Resilient Plastics Manufacturers Know How To Weather Storms

The plastics industry has been well-tested in recent years, and converters have proven themselves to be a hardy bunch. Leaders have worked hard to adapt to business threats brought about by a global pandemic, major weather events, and supply chain and workforce challenges.

More recently, inflation has been on the rise, as have the perceived chances of the next U.S. recession. The median probability of a recession between now and summer 2023 is 47.5%, up from 30% in June 2022, according to economists surveyed by Bloomberg.1


In August 2022, 72% of economists polled by the National Association of Business Economics said they expect the next recession will begin by the middle of 2023, with nearly one in five saying the country was already in a recession.

That is a reason for concern, to be sure, but converters have reason to be optimistic. The plastics industry is better-positioned than many for continued growth, even as a potential downturn looms.

Despite evolving economic conditions, the U.S. plastics industry is still expected to see above-average growth in 2022.

Plastics News’ Bill Wood wrote that 2022 growth is expected to be just over 3% for the full year. That beats a typical year for the industry, though it does represent a slowdown in activity compared to a cyclical peak for the industry reached in the second quarter of this year.

In addition to that industry-specific strength, a number of forecasters have said a mild recession is more likely, which is also good news for converters and their customers.

Manufacturing supply chains can be significantly impacted by recession, so strengthening supplier networks can be a crucial step to be better prepared when and if the downturn arrives.3 Manufacturers should consider:

  •  Assessing the financial strength of their suppliers
  • Securing additional resin suppliers
  • Keeping extra inventory on hand (this can be a tricky call for converters seeking to hedge against potential short-term price changes using a just-in-time inventory strategy).

Other preparation strategies include securing adequate access to capital and relatively low debt, and making targeted capital investments that increase productivity.

Manufacturers that pursued those tactics ahead of the 2008-2010 Great Recession were more successful in bouncing back during the recovery that followed.4

Keep Your Finger on the Pulse With an Attentive Resin Supplier

Converters can’t control the weather, recessions, nor global pandemics, but they can partner with a resin supplier that helps them stay current with and adapt to longer-term trends in the industry.
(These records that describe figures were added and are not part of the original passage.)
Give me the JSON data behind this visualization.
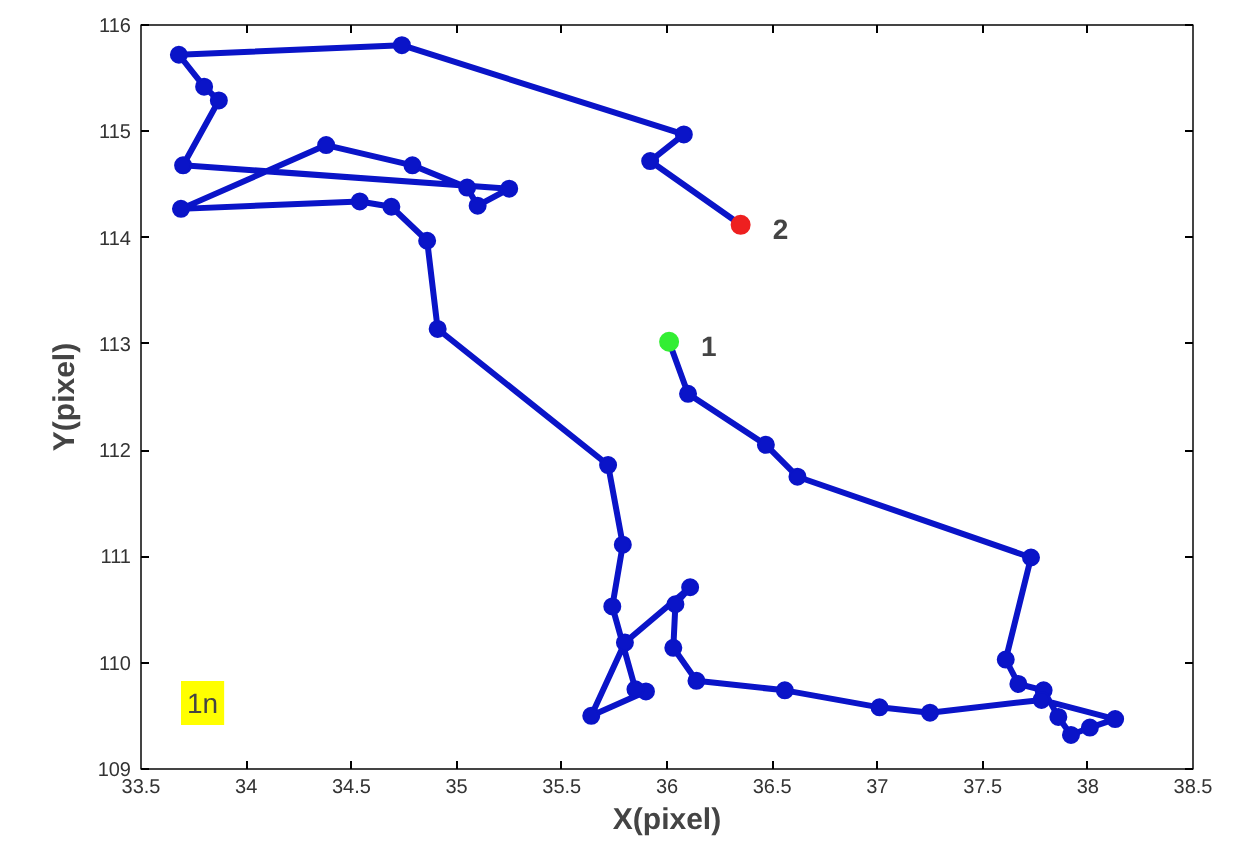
{
  "chart_data": {
    "type": "line",
    "xlabel": "X(pixel)",
    "ylabel": "Y(pixel)",
    "xlim": [
      33.5,
      38.5
    ],
    "xticks": [
      33.5,
      34,
      34.5,
      35,
      35.5,
      36,
      36.5,
      37,
      37.5,
      38,
      38.5
    ],
    "ylim": [
      109,
      116
    ],
    "yticks": [
      109,
      110,
      111,
      112,
      113,
      114,
      115,
      116
    ],
    "grid": false,
    "marker": "circle",
    "line_style": "solid",
    "series": [
      {
        "color": "#0a14c8",
        "x": [
          36.01,
          36.1,
          36.47,
          36.62,
          37.73,
          37.61,
          37.67,
          37.79,
          37.86,
          37.92,
          38.01,
          38.13,
          37.78,
          37.25,
          37.01,
          36.56,
          36.14,
          36.03,
          36.04,
          36.11,
          35.8,
          35.64,
          35.9,
          35.85,
          35.74,
          35.79,
          35.72,
          34.91,
          34.86,
          34.69,
          34.54,
          33.69,
          34.38,
          34.79,
          35.05,
          35.1,
          35.25,
          33.7,
          33.87,
          33.8,
          33.68,
          34.74,
          36.08,
          35.92,
          36.35
        ],
        "values": [
          113.02,
          112.53,
          112.05,
          111.75,
          110.99,
          110.03,
          109.8,
          109.74,
          109.49,
          109.32,
          109.39,
          109.47,
          109.65,
          109.53,
          109.58,
          109.74,
          109.83,
          110.14,
          110.55,
          110.71,
          110.19,
          109.5,
          109.73,
          109.75,
          110.53,
          111.11,
          111.86,
          113.14,
          113.97,
          114.29,
          114.34,
          114.27,
          114.87,
          114.68,
          114.47,
          114.3,
          114.46,
          114.68,
          115.29,
          115.42,
          115.72,
          115.81,
          114.97,
          114.72,
          114.12
        ]
      },
      {
        "type": "scatter",
        "color": "#33ee33",
        "x": [
          36.01
        ],
        "values": [
          113.02
        ]
      },
      {
        "type": "scatter",
        "color": "#ee2020",
        "x": [
          36.35
        ],
        "values": [
          114.12
        ]
      }
    ],
    "annotations": [
      {
        "text": "1",
        "x": 36.01,
        "y": 113.02
      },
      {
        "text": "2",
        "x": 36.35,
        "y": 114.12
      },
      "1n"
    ]
  }
}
The Application Hall at our new Pennsylvania polyethylene plant is available to customers who want to collaborate or seek guidance from our polymer experts about resins and applications.

It’s all commercial-scale equipment – the same types of machines used by converters in their own facilities – so customers don’t need to worry about being able to trust the results.
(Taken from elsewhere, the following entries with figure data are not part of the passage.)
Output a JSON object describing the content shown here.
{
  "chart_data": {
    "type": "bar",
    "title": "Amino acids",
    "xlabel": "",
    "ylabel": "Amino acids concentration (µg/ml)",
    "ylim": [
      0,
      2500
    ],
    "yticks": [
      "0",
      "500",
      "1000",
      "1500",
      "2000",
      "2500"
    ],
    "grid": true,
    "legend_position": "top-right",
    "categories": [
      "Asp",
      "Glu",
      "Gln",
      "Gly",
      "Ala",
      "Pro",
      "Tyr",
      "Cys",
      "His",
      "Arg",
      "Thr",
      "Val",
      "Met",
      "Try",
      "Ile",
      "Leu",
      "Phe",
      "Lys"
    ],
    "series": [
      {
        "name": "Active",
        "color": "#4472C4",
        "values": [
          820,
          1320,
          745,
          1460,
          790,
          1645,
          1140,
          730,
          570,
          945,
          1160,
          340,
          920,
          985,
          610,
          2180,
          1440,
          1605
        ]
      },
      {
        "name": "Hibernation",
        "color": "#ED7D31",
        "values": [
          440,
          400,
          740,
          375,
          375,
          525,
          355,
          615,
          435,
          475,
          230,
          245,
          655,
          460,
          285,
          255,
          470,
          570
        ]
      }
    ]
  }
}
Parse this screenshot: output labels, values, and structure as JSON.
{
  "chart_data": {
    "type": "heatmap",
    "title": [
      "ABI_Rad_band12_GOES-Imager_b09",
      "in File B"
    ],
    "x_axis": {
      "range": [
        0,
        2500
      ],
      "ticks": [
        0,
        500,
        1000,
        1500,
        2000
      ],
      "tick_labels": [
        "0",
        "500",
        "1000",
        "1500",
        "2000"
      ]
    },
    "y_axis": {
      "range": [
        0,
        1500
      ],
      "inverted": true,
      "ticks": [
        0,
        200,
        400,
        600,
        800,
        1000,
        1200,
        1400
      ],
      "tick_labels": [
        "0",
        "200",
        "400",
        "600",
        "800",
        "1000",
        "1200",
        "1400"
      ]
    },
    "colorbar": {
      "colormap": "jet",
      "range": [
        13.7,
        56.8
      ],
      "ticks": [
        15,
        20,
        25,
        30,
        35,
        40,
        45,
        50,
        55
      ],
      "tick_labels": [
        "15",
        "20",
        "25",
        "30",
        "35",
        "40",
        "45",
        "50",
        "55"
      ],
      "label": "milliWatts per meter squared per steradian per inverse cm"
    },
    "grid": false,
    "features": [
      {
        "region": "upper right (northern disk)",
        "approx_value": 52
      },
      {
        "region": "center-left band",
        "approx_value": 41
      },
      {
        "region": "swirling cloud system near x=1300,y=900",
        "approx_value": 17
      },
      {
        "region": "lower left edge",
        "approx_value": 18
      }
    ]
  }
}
Having commercial machinery on-site also means that Shell can produce articles similar to those seen in industry, offering a higher level of confidence that Shell Polymers resin will run well on commercial scale equipment.

Shell Polymers can provide additional value with off-site polymer testing - helping customers test out productivity-boosting accessories and formulations, without having to reduce their production capacity to do so.

For example, our pipe extruder has optical terahertz measuring equipment that can instantly identify a pipe’s wall thickness as it is being produced, which can help reduce scrap.

Predictions are just predictions. Anything could happen with the U.S. and global economies. But what’s clear is that the importance of plastic in our day-to-day lives makes our industry a relatively resilient one.